Mr. Vignaud to the Secretary of State.
Paris, March 7, 1895. (Received March 19.)
Sir: On February 25 I telegraphed you the substance of an order just issued forbidding the importation into France of American cattle, and a copy of the order with a translation of same were sent you on the following day.
The 27th being the diplomatic reception day at the foreign office, I saw Mr. Hanotaux, to whom I said that, although the embassy had received no instructions concerning this prohibition, it could not but create a very bad impression at home, and would certainly be followed by representations from the United States Government. He replied, with a certain warmth, that he had opposed the measure as long as he could, and only had yielded when it was shown that the Governments of Germany and Belgium had already taken the same step, and that cases of malady had been actually detected in France among the animals imported from the United States. I asked whether he was sure of this last fact. He replied that the minister of agriculture himself was his authority for the statement. The chief of the commercial department in the foreign office gave me the same assurance.
When your cable of the 2d instant reached me, I called at once on Mr. Hanotaux and told him that the anticipated instructions had come, and that I was directed to protest against the order of prohibition and to remonstrate against its enforcement. I added that this matter being a very serious one, I had put in writing what I was instructed to say, and then handed him the note dated March 4, a copy of which is herewith inclosed. He did not read it, and what took place between us is explained in my long telegram of the 4th of March. Being satisfied that it was impossible for Mr. Hanotaux to have the order of prohibition [Page 405] rescinded, I consented to withdraw, temporarily, our protest until you could be consulted on the propriety of accepting the suppression of the microscopical examination of pork as a sort of compensation for the wrong done us in so abruptly suspending the importation of our cattle.
Your cable of the 5th instant having put an end to this expectation, I proceeded immediately to the foreign office and delivered to Mr.
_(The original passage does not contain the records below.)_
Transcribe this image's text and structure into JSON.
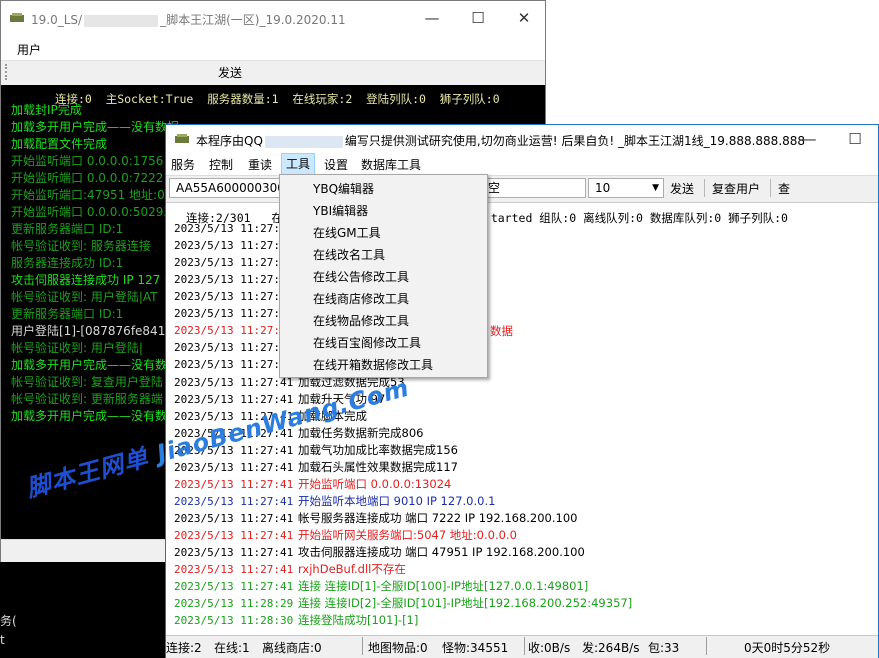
{
  "back_window": {
    "title_left": "19.0_LS/",
    "title_right": "_脚本王江湖(一区)_19.0.2020.11",
    "menu_user": "用户",
    "send_label": "发送",
    "status_line": "连接:0  主Socket:True  服务器数量:1  在线玩家:2  登陆列队:0  狮子列队:0",
    "log": [
      {
        "text": "加载封IP完成",
        "color": "g"
      },
      {
        "text": "加载多开用户完成——没有数据",
        "color": "g"
      },
      {
        "text": "加载配置文件完成",
        "color": "g"
      },
      {
        "text": "开始监听端口 0.0.0.0:1756",
        "color": "dg"
      },
      {
        "text": "开始监听端口 0.0.0.0:7222",
        "color": "dg"
      },
      {
        "text": "开始监听端口:47951 地址:0",
        "color": "dg"
      },
      {
        "text": "开始监听端口 0.0.0.0:50293",
        "color": "dg"
      },
      {
        "text": "更新服务器端口   ID:1",
        "color": "dg"
      },
      {
        "text": "帐号验证收到: 服务器连接",
        "color": "dg"
      },
      {
        "text": "服务器连接成功   ID:1",
        "color": "dg"
      },
      {
        "text": "攻击伺服器连接成功 IP 127",
        "color": "g"
      },
      {
        "text": "帐号验证收到: 用户登陆|AT",
        "color": "dg"
      },
      {
        "text": "更新服务器端口   ID:1",
        "color": "dg"
      },
      {
        "text": "用户登陆[1]-[087876fe841",
        "color": "wh"
      },
      {
        "text": "帐号验证收到: 用户登陆|",
        "color": "dg"
      },
      {
        "text": "加载多开用户完成——没有数",
        "color": "g"
      },
      {
        "text": "帐号验证收到: 复查用户登陆",
        "color": "dg"
      },
      {
        "text": "帐号验证收到: 更新服务器端",
        "color": "dg"
      },
      {
        "text": "加载多开用户完成——没有数",
        "color": "g"
      }
    ]
  },
  "fragments": {
    "a": "务(",
    "b": "t"
  },
  "front_window": {
    "title_left": "本程序由QQ",
    "title_right": "编写只提供测试研究使用,切勿商业运营! 后果自负! _脚本王江湖1线_19.888.888.888",
    "menu": [
      "服务",
      "控制",
      "重读",
      "工具",
      "设置",
      "数据库工具"
    ],
    "toolbar": {
      "left_value": "AA55A6000003006",
      "middle_value": "空",
      "count_value": "10",
      "send": "发送",
      "recheck": "复查用户",
      "search": "查"
    },
    "info_left": "连接:2/301",
    "info_left2": "在",
    "info_right": "tarted  组队:0  离线队列:0  数据库队列:0  狮子列队:0",
    "log": [
      {
        "ts": "2023/5/13  11:27:4",
        "msg": "",
        "color": "bk"
      },
      {
        "ts": "2023/5/13  11:27:4",
        "msg": "",
        "color": "bk"
      },
      {
        "ts": "2023/5/13  11:27:4",
        "msg": "",
        "color": "bk"
      },
      {
        "ts": "2023/5/13  11:27:4",
        "msg": "",
        "color": "bk"
      },
      {
        "ts": "2023/5/13  11:27:4",
        "msg": "",
        "color": "bk"
      },
      {
        "ts": "2023/5/13  11:27:4",
        "msg": "",
        "color": "bk"
      },
      {
        "ts": "2023/5/13  11:27:4",
        "msg": "",
        "color": "rd",
        "tail": "数据"
      },
      {
        "ts": "2023/5/13  11:27:4",
        "msg": "",
        "color": "bk"
      },
      {
        "ts": "2023/5/13  11:27:4",
        "msg": "",
        "color": "bk"
      },
      {
        "ts": "2023/5/13  11:27:41",
        "msg": "加载过滤数据完成53",
        "color": "bk"
      },
      {
        "ts": "2023/5/13  11:27:41",
        "msg": "加载升天气功  97",
        "color": "bk"
      },
      {
        "ts": "2023/5/13  11:27:41",
        "msg": "加载脚本完成",
        "color": "bk"
      },
      {
        "ts": "2023/5/13  11:27:41",
        "msg": "加载任务数据新完成806",
        "color": "bk"
      },
      {
        "ts": "2023/5/13  11:27:41",
        "msg": "加载气功加成比率数据完成156",
        "color": "bk"
      },
      {
        "ts": "2023/5/13  11:27:41",
        "msg": "加载石头属性效果数据完成117",
        "color": "bk"
      },
      {
        "ts": "2023/5/13  11:27:41",
        "msg": "开始监听端口 0.0.0.0:13024",
        "color": "rd"
      },
      {
        "ts": "2023/5/13  11:27:41",
        "msg": "开始监听本地端口  9010 IP 127.0.0.1",
        "color": "bl"
      },
      {
        "ts": "2023/5/13  11:27:41",
        "msg": "帐号服务器连接成功       端口       7222       IP       192.168.200.100",
        "color": "bk"
      },
      {
        "ts": "2023/5/13  11:27:41",
        "msg": "开始监听网关服务端口:5047 地址:0.0.0.0",
        "color": "rd"
      },
      {
        "ts": "2023/5/13  11:27:41",
        "msg": "攻击伺服器连接成功 端口 47951 IP 192.168.200.100",
        "color": "bk"
      },
      {
        "ts": "2023/5/13  11:27:41",
        "msg": "rxjhDeBuf.dll不存在",
        "color": "rd"
      },
      {
        "ts": "2023/5/13  11:27:41",
        "msg": "连接 连接ID[1]-全服ID[100]-IP地址[127.0.0.1:49801]",
        "color": "gr"
      },
      {
        "ts": "2023/5/13  11:28:29",
        "msg": "连接 连接ID[2]-全服ID[101]-IP地址[192.168.200.252:49357]",
        "color": "gr"
      },
      {
        "ts": "2023/5/13  11:28:30",
        "msg": "连接登陆成功[101]-[1]",
        "color": "gr"
      }
    ],
    "statusbar": {
      "conn": "连接:2",
      "online": "在线:1",
      "offline_shop": "离线商店:0",
      "map_items": "地图物品:0",
      "monsters": "怪物:34551",
      "recv": "收:0B/s",
      "send": "发:264B/s",
      "packets": "包:33",
      "uptime": "0天0时5分52秒"
    }
  },
  "tools_menu": [
    "YBQ编辑器",
    "YBI编辑器",
    "在线GM工具",
    "在线改名工具",
    "在线公告修改工具",
    "在线商店修改工具",
    "在线物品修改工具",
    "在线百宝阁修改工具",
    "在线开箱数据修改工具"
  ],
  "watermark": {
    "cn": "脚本王网单",
    "en": "JiaoBenWang.Com"
  }
}
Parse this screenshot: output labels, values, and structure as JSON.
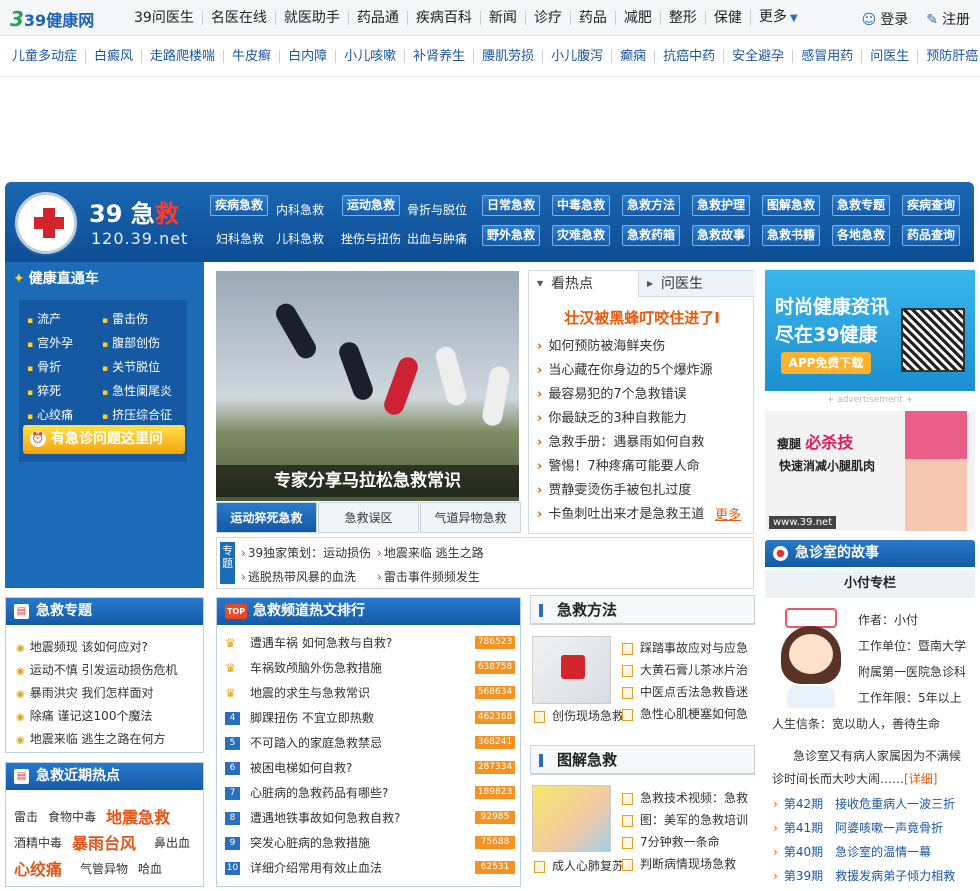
{
  "topnav": {
    "logo": "39健康网",
    "items": [
      "39问医生",
      "名医在线",
      "就医助手",
      "药品通",
      "疾病百科",
      "新闻",
      "诊疗",
      "药品",
      "减肥",
      "整形",
      "保健",
      "更多"
    ],
    "login": "登录",
    "register": "注册"
  },
  "subnav": [
    "儿童多动症",
    "白癜风",
    "走路爬楼喘",
    "牛皮癣",
    "白内障",
    "小儿咳嗽",
    "补肾养生",
    "腰肌劳损",
    "小儿腹泻",
    "癫痫",
    "抗癌中药",
    "安全避孕",
    "感冒用药",
    "问医生",
    "预防肝癌"
  ],
  "channel": {
    "title_prefix": "39 急",
    "title_red": "救",
    "url": "120.39.net",
    "btn_jibing": "疾病急救",
    "link_neike": "内科急救",
    "btn_yundong": "运动急救",
    "link_guzhe": "骨折与脱位",
    "link_fuke": "妇科急救",
    "link_erke": "儿科急救",
    "link_cishang": "挫伤与扭伤",
    "link_chuxue": "出血与肿痛",
    "row1": [
      "日常急救",
      "中毒急救",
      "急救方法",
      "急救护理",
      "图解急救",
      "急救专题",
      "疾病查询"
    ],
    "row2": [
      "野外急救",
      "灾难急救",
      "急救药箱",
      "急救故事",
      "急救书籍",
      "各地急救",
      "药品查询"
    ]
  },
  "ztc": {
    "title": "健康直通车",
    "items": [
      "流产",
      "雷击伤",
      "宫外孕",
      "腹部创伤",
      "骨折",
      "关节脱位",
      "猝死",
      "急性阑尾炎",
      "心绞痛",
      "挤压综合征"
    ],
    "ask": "有急诊问题这里问"
  },
  "banner": {
    "caption": "专家分享马拉松急救常识",
    "tabs": [
      "运动猝死急救",
      "急救误区",
      "气道异物急救"
    ]
  },
  "hot": {
    "tab1": "看热点",
    "tab2": "问医生",
    "headline": "壮汉被黑蜂叮咬住进了I",
    "items": [
      "如何预防被海鲜夹伤",
      "当心藏在你身边的5个爆炸源",
      "最容易犯的7个急救错误",
      "你最缺乏的3种自救能力",
      "急救手册：遇暴雨如何自救",
      "警惕！7种疼痛可能要人命",
      "贾静雯烫伤手被包扎过度",
      "卡鱼刺吐出来才是急救王道"
    ],
    "more": "更多"
  },
  "ad_top": {
    "line1": "时尚健康资讯",
    "line2": "尽在39健康",
    "app": "APP免费下载"
  },
  "ad_label": "+ advertisement +",
  "ad_bot": {
    "line1a": "瘦腿",
    "line1b": "必杀技",
    "line2": "快速消减小腿肌肉",
    "url": "www.39.net"
  },
  "spec": {
    "tag": "专题",
    "items": [
      "39独家策划：运动损伤",
      "地震来临 逃生之路",
      "逃脱热带风暴的血洗",
      "雷击事件频频发生"
    ]
  },
  "zhuanti": {
    "title": "急救专题",
    "items": [
      "地震频现 该如何应对?",
      "运动不慎 引发运动损伤危机",
      "暴雨洪灾 我们怎样面对",
      "除痛 谨记这100个魔法",
      "地震来临 逃生之路在何方"
    ]
  },
  "jinqi": {
    "title": "急救近期热点",
    "tags": [
      "雷击",
      "食物中毒",
      "地震急救",
      "酒精中毒",
      "暴雨台风",
      "鼻出血",
      "心绞痛",
      "气管异物",
      "哈血"
    ]
  },
  "rank": {
    "title": "急救频道热文排行",
    "badge": "TOP",
    "items": [
      {
        "no": "1",
        "text": "遭遇车祸 如何急救与自救?",
        "count": "786523"
      },
      {
        "no": "2",
        "text": "车祸致颅脑外伤急救措施",
        "count": "638758"
      },
      {
        "no": "3",
        "text": "地震的求生与急救常识",
        "count": "568634"
      },
      {
        "no": "4",
        "text": "脚踝扭伤 不宜立即热敷",
        "count": "462368"
      },
      {
        "no": "5",
        "text": "不可踏入的家庭急救禁忌",
        "count": "368241"
      },
      {
        "no": "6",
        "text": "被困电梯如何自救?",
        "count": "287334"
      },
      {
        "no": "7",
        "text": "心脏病的急救药品有哪些?",
        "count": "189823"
      },
      {
        "no": "8",
        "text": "遭遇地铁事故如何急救自救?",
        "count": "92985"
      },
      {
        "no": "9",
        "text": "突发心脏病的急救措施",
        "count": "75688"
      },
      {
        "no": "10",
        "text": "详细介绍常用有效止血法",
        "count": "62531"
      }
    ]
  },
  "method": {
    "title": "急救方法",
    "thumb": "创伤现场急救",
    "items": [
      "踩踏事故应对与应急",
      "大黄石膏儿茶冰片治",
      "中医点舌法急救昏迷",
      "急性心肌梗塞如何急"
    ]
  },
  "tujie": {
    "title": "图解急救",
    "thumb": "成人心肺复苏",
    "items": [
      "急救技术视频：急救",
      "图：美军的急救培训",
      "7分钟救一条命",
      "判断病情现场急救"
    ]
  },
  "story": {
    "title": "急诊室的故事",
    "column": "小付专栏",
    "author": "作者：小付",
    "unit1": "工作单位：暨南大学",
    "unit2": "附属第一医院急诊科",
    "years": "工作年限：5年以上",
    "motto": "人生信条：宽以助人，善待生命",
    "desc1": "急诊室又有病人家属因为不满候",
    "desc2": "诊时间长而大吵大闹……",
    "detail": "[详细]",
    "items": [
      {
        "ep": "第42期",
        "text": "接收危重病人一波三折"
      },
      {
        "ep": "第41期",
        "text": "阿婆咳嗽一声竟骨折"
      },
      {
        "ep": "第40期",
        "text": "急诊室的温情一幕"
      },
      {
        "ep": "第39期",
        "text": "救援发病弟子倾力相救"
      }
    ]
  }
}
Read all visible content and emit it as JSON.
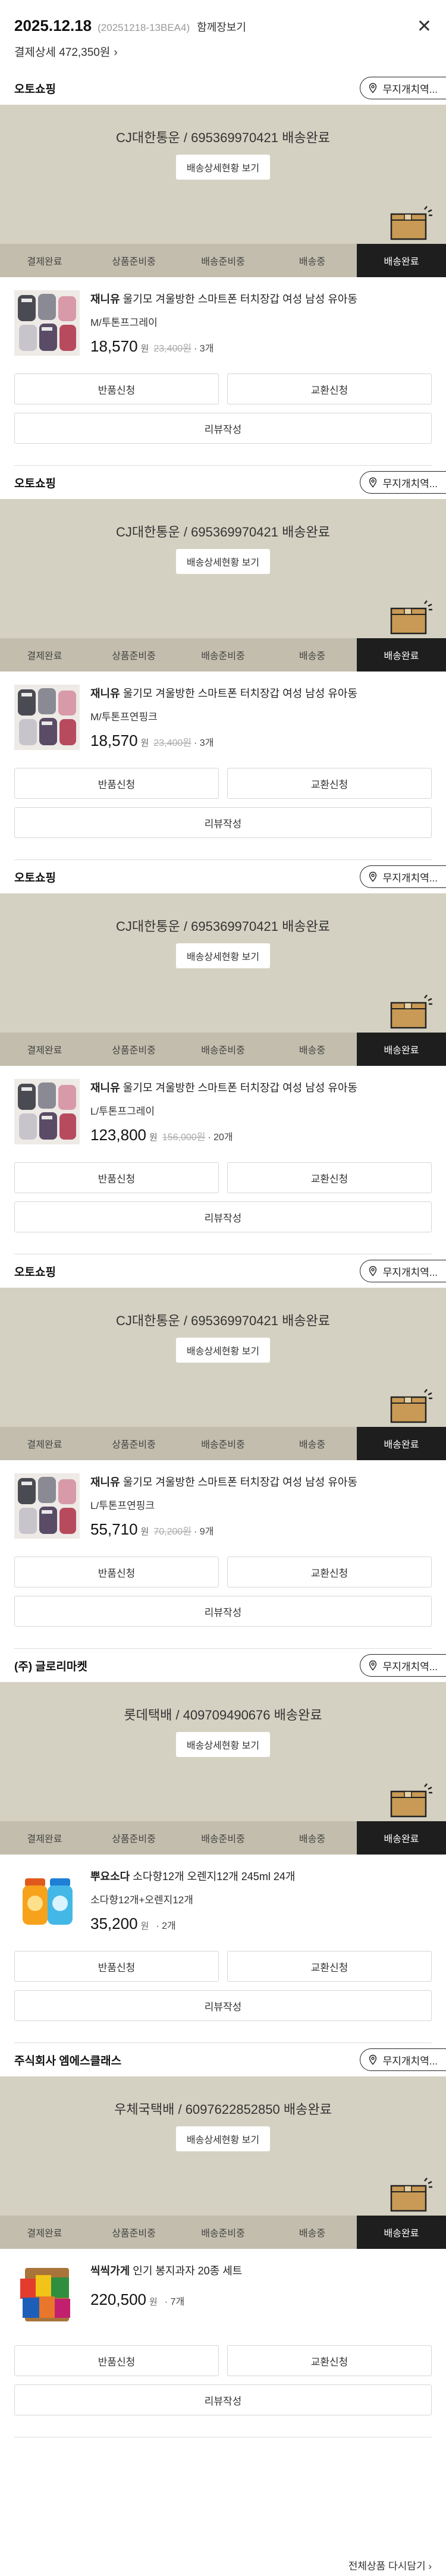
{
  "header": {
    "date": "2025.12.18",
    "order_no": "(20251218-13BEA4)",
    "view_all": "함께장보기",
    "close_icon": "close-icon",
    "payment_label": "결제상세 472,350원",
    "chevron": "›"
  },
  "steps": [
    "결제완료",
    "상품준비중",
    "배송준비중",
    "배송중",
    "배송완료"
  ],
  "store_button_label": "무지개치역...",
  "shipments": [
    {
      "seller": "오토쇼핑",
      "tracking": "CJ대한통운 / 695369970421 배송완료",
      "track_button": "배송상세현황 보기",
      "product": {
        "brand": "재니유",
        "name": "울기모 겨울방한 스마트폰 터치장갑 여성 남성 유아동",
        "option": "M/투톤프그레이",
        "price": "18,570",
        "won": "원",
        "orig_price": "23,400원",
        "qty": "· 3개"
      },
      "actions": {
        "return": "반품신청",
        "exchange": "교환신청",
        "review": "리뷰작성"
      }
    },
    {
      "seller": "오토쇼핑",
      "tracking": "CJ대한통운 / 695369970421 배송완료",
      "track_button": "배송상세현황 보기",
      "product": {
        "brand": "재니유",
        "name": "울기모 겨울방한 스마트폰 터치장갑 여성 남성 유아동",
        "option": "M/투톤프연핑크",
        "price": "18,570",
        "won": "원",
        "orig_price": "23,400원",
        "qty": "· 3개"
      },
      "actions": {
        "return": "반품신청",
        "exchange": "교환신청",
        "review": "리뷰작성"
      }
    },
    {
      "seller": "오토쇼핑",
      "tracking": "CJ대한통운 / 695369970421 배송완료",
      "track_button": "배송상세현황 보기",
      "product": {
        "brand": "재니유",
        "name": "울기모 겨울방한 스마트폰 터치장갑 여성 남성 유아동",
        "option": "L/투톤프그레이",
        "price": "123,800",
        "won": "원",
        "orig_price": "156,000원",
        "qty": "· 20개"
      },
      "actions": {
        "return": "반품신청",
        "exchange": "교환신청",
        "review": "리뷰작성"
      }
    },
    {
      "seller": "오토쇼핑",
      "tracking": "CJ대한통운 / 695369970421 배송완료",
      "track_button": "배송상세현황 보기",
      "product": {
        "brand": "재니유",
        "name": "울기모 겨울방한 스마트폰 터치장갑 여성 남성 유아동",
        "option": "L/투톤프연핑크",
        "price": "55,710",
        "won": "원",
        "orig_price": "70,200원",
        "qty": "· 9개"
      },
      "actions": {
        "return": "반품신청",
        "exchange": "교환신청",
        "review": "리뷰작성"
      }
    },
    {
      "seller": "(주) 글로리마켓",
      "tracking": "롯데택배 / 409709490676 배송완료",
      "track_button": "배송상세현황 보기",
      "product": {
        "brand": "뿌요소다",
        "name": "소다향12개 오렌지12개 245ml 24개",
        "option": "소다향12개+오렌지12개",
        "price": "35,200",
        "won": "원",
        "orig_price": "",
        "qty": "· 2개"
      },
      "actions": {
        "return": "반품신청",
        "exchange": "교환신청",
        "review": "리뷰작성"
      }
    },
    {
      "seller": "주식회사 엠에스클래스",
      "tracking": "우체국택배 / 6097622852850 배송완료",
      "track_button": "배송상세현황 보기",
      "product": {
        "brand": "씩씩가게",
        "name": "인기 봉지과자 20종 세트",
        "option": "",
        "price": "220,500",
        "won": "원",
        "orig_price": "",
        "qty": "· 7개"
      },
      "actions": {
        "return": "반품신청",
        "exchange": "교환신청",
        "review": "리뷰작성"
      }
    }
  ],
  "footer": {
    "add_all": "전체상품 다시담기 ›"
  },
  "colors": {
    "banner": "#d5d1c2",
    "steps_bar": "#c2bdac",
    "active_step": "#1e1e1e"
  }
}
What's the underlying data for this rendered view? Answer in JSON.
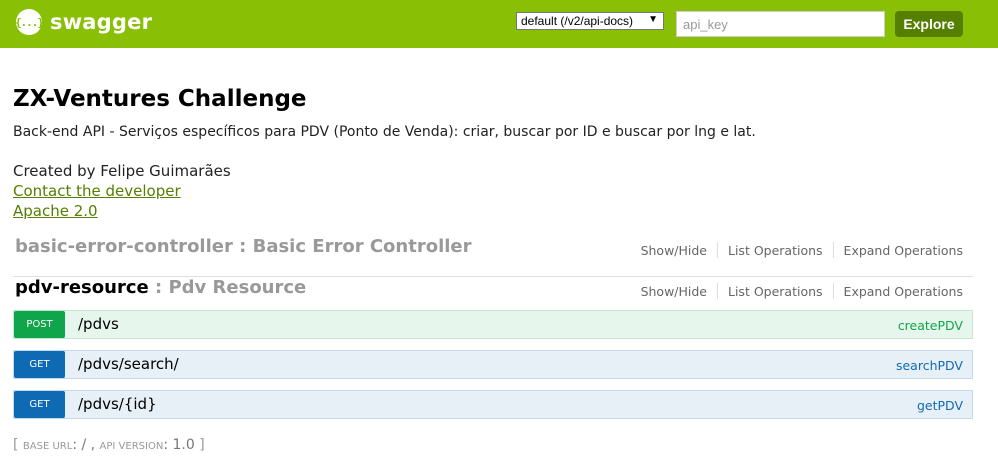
{
  "header": {
    "logo_glyph": "{...}",
    "logo_text": "swagger",
    "spec_selected": "default (/v2/api-docs)",
    "api_key_placeholder": "api_key",
    "explore_label": "Explore",
    "brand_color": "#89bf04"
  },
  "info": {
    "title": "ZX-Ventures Challenge",
    "description": "Back-end API - Serviços específicos para PDV (Ponto de Venda): criar, buscar por ID e buscar por lng e lat.",
    "created_by": "Created by Felipe Guimarães",
    "contact_link": "Contact the developer",
    "license_link": "Apache 2.0"
  },
  "resources": [
    {
      "name": "basic-error-controller",
      "separator": " : ",
      "description": "Basic Error Controller",
      "ops": [
        "Show/Hide",
        "List Operations",
        "Expand Operations"
      ]
    },
    {
      "name": "pdv-resource",
      "separator": " : ",
      "description": "Pdv Resource",
      "ops": [
        "Show/Hide",
        "List Operations",
        "Expand Operations"
      ]
    }
  ],
  "endpoints": [
    {
      "method": "POST",
      "path": "/pdvs",
      "operation": "createPDV"
    },
    {
      "method": "GET",
      "path": "/pdvs/search/",
      "operation": "searchPDV"
    },
    {
      "method": "GET",
      "path": "/pdvs/{id}",
      "operation": "getPDV"
    }
  ],
  "footer": {
    "open": "[ ",
    "base_url_label": "base url",
    "base_url_value": ": / , ",
    "api_version_label": "api version",
    "api_version_value": ": 1.0",
    "close": " ]"
  }
}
Hanotaux the identical note mentioned above, which I trust you will find satisfactory, as it follows as closely as possible your own line of argument and language. The minister asked if the suggestion about the microscopical examination of pork had engaged your attention. I replied that you had made no reference whatever to this matter; that your telegram insisted on the extraordinary character of the order of prohibition, and simply directed me to comply with my previous instruction. He then repeated what he had already said about his opposition to the prohibition, and added that after all there was nothing extraordinary in France resorting to measures of protection which had already been adopted by Germany and Belgium. I remarked that it was no reason because Germany had given us a kick that France should give us one too; and that so far as Belgium was concerned, she pretended at least to have detected two cases of contagious disease among our cattle, whereas none had been found in France. The minister insisted that such cases had been found, but I called his attention to the peculiar wording of the order of prohibition, which shows the contrary, as it simply alludes to cases of malady found in Europe, not in France.
Mr. Hanotaux has evidently been deceived with regard to these cases. It is true that some of the animals imported from the United States have been reported by the French inspectors as being in an unhealthy condition, but these are not cases of contagious infection, being rather due to the fatigues of an ocean transit.
Mr. Hanotaux is no doubt annoyed at being obliged to assume the responsibility of a measure he disapproves of, and is sincerely desirous of doing anything he can to attenuate its evil effect in the United States. Unfortunately, he can not do much in this respect at least. The pressure brought to bear upon the Government to secure this prohibition was such that they did not dare to resist it to the last, and it is useless to entertain the hope that the measure might be canceled. Like the pork decree, it has evidently come to stay, and notwithstanding all our representations and remonstrances it will remain.
We had a far better case some years ago, when our pork was prohibited. Not a single case of trichinosis was found in France. Our inspectors had declared the meat perfectly healthy. France’s own Academy of Medicine and her highest scientific authorities had stated that no better meat existed. In the face of all this, the decree of prohibition, based upon the unhealthiness of the meat, remained in force ten years, and when, after incessant diplomatic representations, its removal was secured, we gained nothing whatever thereby, as the pork trade had in the meantime been diverted to other channels and the duty raised in such a way that the meat could no longer find an open market in France. With regard to the cattle, the result will be exactly the same. If the prohibition is removed it will not be before the peculiar circumstances which make it profitable at this moment to import American cattle have changed. The French farmers, who had to slaughter nearly all their cattle two years ago on account of the drought, are rapidly reconstituting their herds, and within eighteen months the price of meat will be [Page 406] such that it will hardly pay to send American cattle to France. Such is the opinion of the most competent men engaged in the trade on this side.